Friday, November 21, 2008

When does Feature Creep Hit?... the iPhone

Feature creep, the swiss army knife effect, Ockhams Razor. Call it what you will. They all discuss the same thing - simplicity - the fact that the simpler and more elegant solution probably wins.

So what is the threshold, or tipping point, for feature creep? How is it measured? When does a tool begin to lose its utility due to an overload of function?

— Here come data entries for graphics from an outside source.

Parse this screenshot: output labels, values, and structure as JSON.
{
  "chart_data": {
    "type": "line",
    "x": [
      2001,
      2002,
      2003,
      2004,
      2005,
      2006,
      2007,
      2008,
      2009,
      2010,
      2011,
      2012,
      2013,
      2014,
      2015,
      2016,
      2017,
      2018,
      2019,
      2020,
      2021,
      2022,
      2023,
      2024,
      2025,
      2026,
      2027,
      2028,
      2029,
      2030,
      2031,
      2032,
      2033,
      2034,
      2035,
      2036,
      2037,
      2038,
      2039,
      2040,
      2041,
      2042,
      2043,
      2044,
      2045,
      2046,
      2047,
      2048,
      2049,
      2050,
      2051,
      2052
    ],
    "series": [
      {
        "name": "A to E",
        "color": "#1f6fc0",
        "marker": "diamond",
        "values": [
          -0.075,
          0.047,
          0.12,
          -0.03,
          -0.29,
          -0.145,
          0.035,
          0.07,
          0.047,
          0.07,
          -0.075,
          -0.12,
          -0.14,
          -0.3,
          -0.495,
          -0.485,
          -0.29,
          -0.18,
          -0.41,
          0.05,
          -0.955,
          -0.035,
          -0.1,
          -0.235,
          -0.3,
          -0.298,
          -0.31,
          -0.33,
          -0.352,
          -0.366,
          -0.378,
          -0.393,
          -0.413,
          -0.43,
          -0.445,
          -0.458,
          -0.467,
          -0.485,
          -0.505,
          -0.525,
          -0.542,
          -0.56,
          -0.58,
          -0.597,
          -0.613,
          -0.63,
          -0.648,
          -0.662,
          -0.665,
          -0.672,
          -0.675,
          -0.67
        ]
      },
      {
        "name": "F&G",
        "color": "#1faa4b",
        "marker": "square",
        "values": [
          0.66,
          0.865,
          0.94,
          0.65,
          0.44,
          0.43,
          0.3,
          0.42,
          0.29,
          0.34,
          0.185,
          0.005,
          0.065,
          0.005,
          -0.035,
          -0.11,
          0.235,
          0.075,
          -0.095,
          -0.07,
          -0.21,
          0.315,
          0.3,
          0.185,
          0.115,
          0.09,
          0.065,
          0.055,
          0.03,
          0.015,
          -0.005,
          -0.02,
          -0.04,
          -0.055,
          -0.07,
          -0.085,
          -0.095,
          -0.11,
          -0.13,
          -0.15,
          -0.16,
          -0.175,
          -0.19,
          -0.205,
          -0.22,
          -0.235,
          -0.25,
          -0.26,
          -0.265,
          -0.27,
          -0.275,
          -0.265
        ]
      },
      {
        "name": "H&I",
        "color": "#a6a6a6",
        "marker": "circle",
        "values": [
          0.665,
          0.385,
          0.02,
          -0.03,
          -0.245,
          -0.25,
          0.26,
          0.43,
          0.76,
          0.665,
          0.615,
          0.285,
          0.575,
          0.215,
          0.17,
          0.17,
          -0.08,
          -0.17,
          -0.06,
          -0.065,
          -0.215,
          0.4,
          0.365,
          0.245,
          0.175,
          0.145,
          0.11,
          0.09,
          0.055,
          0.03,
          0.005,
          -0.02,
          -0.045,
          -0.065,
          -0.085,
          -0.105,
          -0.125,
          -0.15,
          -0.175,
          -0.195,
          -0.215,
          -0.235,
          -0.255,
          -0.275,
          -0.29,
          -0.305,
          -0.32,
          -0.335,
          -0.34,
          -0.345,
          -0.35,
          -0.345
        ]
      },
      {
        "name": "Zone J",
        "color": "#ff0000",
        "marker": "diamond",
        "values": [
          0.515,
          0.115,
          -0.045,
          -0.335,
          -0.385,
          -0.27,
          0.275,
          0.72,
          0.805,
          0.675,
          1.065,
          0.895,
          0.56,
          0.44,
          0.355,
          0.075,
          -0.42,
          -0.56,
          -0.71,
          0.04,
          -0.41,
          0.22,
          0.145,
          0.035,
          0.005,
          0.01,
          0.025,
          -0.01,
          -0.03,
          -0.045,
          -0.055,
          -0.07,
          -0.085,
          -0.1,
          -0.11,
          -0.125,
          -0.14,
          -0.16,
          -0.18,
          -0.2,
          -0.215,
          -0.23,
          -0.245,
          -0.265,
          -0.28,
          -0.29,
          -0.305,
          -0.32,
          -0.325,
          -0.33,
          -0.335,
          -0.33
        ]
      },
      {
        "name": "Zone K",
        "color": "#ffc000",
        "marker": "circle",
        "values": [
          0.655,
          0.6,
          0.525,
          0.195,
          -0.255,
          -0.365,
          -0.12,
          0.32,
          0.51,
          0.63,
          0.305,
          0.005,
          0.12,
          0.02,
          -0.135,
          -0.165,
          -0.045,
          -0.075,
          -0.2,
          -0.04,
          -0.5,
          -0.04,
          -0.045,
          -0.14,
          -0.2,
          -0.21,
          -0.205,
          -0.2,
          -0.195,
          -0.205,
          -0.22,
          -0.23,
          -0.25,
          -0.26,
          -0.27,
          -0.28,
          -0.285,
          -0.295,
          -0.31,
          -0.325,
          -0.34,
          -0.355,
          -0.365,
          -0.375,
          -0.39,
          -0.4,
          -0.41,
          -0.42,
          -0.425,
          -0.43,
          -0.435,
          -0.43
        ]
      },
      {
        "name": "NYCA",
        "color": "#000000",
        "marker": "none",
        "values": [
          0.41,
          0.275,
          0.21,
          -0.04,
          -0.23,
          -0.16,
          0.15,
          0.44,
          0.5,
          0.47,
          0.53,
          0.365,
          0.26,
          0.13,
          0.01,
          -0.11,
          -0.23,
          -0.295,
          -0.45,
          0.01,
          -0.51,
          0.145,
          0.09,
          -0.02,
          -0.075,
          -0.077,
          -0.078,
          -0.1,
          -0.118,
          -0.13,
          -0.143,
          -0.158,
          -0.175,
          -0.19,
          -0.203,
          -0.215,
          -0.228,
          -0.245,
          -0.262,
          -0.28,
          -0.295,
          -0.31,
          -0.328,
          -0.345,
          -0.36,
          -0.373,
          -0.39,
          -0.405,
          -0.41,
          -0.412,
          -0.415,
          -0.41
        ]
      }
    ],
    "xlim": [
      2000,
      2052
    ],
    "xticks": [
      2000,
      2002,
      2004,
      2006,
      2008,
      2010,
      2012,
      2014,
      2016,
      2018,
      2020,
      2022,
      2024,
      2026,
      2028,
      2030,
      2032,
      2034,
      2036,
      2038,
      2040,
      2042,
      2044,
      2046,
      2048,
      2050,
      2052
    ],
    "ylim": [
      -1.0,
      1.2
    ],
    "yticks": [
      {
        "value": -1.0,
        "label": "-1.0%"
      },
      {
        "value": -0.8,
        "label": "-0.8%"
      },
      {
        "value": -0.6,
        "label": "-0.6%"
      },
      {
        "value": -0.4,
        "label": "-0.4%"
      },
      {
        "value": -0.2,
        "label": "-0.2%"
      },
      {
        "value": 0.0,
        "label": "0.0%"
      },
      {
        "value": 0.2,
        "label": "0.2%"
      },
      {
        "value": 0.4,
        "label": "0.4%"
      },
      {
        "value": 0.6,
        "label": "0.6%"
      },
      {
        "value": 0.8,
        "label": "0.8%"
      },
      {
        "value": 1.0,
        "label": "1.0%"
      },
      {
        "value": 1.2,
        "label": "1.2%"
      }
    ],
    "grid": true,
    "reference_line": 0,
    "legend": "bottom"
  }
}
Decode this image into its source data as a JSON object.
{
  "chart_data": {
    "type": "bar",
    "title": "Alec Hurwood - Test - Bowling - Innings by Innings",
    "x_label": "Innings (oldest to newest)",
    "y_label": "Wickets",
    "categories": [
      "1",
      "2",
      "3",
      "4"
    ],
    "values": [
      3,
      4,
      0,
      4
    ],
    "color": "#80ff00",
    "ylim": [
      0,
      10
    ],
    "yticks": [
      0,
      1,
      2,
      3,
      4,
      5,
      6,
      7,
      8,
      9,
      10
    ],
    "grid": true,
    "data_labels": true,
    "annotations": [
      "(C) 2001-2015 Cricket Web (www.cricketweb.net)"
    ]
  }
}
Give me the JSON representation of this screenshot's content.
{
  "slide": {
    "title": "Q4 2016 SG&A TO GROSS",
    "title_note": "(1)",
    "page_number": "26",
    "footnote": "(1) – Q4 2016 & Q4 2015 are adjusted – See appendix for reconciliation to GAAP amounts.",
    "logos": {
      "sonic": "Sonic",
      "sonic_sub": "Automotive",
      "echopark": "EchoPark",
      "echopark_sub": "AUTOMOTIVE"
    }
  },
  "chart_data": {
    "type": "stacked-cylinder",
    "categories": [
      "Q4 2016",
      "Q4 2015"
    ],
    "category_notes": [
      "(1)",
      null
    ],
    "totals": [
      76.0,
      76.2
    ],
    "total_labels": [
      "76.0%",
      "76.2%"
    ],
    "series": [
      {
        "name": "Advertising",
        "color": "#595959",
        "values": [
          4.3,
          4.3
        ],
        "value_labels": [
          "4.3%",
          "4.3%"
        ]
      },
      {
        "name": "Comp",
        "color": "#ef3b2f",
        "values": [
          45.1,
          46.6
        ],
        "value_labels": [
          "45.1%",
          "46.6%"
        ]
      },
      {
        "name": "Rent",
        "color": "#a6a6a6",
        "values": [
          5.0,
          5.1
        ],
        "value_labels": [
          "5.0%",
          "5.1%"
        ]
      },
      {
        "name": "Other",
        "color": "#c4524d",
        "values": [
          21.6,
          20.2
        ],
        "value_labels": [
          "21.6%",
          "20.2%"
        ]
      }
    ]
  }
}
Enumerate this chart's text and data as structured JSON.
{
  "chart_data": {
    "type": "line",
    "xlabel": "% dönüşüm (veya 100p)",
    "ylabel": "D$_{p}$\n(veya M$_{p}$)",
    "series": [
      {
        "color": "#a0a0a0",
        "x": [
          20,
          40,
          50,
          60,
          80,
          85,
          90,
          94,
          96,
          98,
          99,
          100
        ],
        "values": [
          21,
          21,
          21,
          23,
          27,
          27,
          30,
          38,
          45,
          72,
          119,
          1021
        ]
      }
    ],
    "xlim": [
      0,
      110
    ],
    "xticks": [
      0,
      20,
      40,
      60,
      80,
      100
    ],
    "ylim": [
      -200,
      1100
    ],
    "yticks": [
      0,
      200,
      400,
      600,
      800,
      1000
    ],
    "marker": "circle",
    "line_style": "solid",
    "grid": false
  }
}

When the iPhone was first launched is had 18 (?) applications. There was no third party application store and firmware updates were to fix first generation bugs. Jump ahead ~18 months and we have pages of applications and Firmware 2.2 releasing mere weeks after 2.1. Looking through the App Store, I see over half a dozen instant message applications, more RSS feaders than there would be sites in my own, and multiple applications offering the desired copy and paste function. The firmwar updates are now adding features to keep up with the market, on top of their functional advances. So when does this overabundance finally hit the point where the iPhone is no longer graceful in its function and it is instead another clunk tool? I recently came across the sit of http://pleasefixtheiphone.com/ Many of the requests are known and have been addressed, or at least acknowledged, by Apple(notorious copy and paste push, camera quality.) Others simply cause me to shake my head and wonder. Feature requests range from drop down menus to zooming into video playback, to being able to use the iPhone as anything and everything under the sun.

This makes me think of the story "if you give a mouse a cookie". Well, Apple has opened pandoras box with the AppStore allowing third party developers to fill the gaps Apple is leaving open. Some Apps have been refused only to appear in a Firmware update. That leads to the main question of when should a feature make the leap from third party development to a native feature? When does Apple daw the line and what will set the iPhone apart from Windows Mobile and Blackberry devices when that time comes?

So I do not offer a solution here. I only ask the question that feature creep is about as unavoidable as Kleenex being synonymous with tissues and when it happens, how do you keep your product separate from the mass?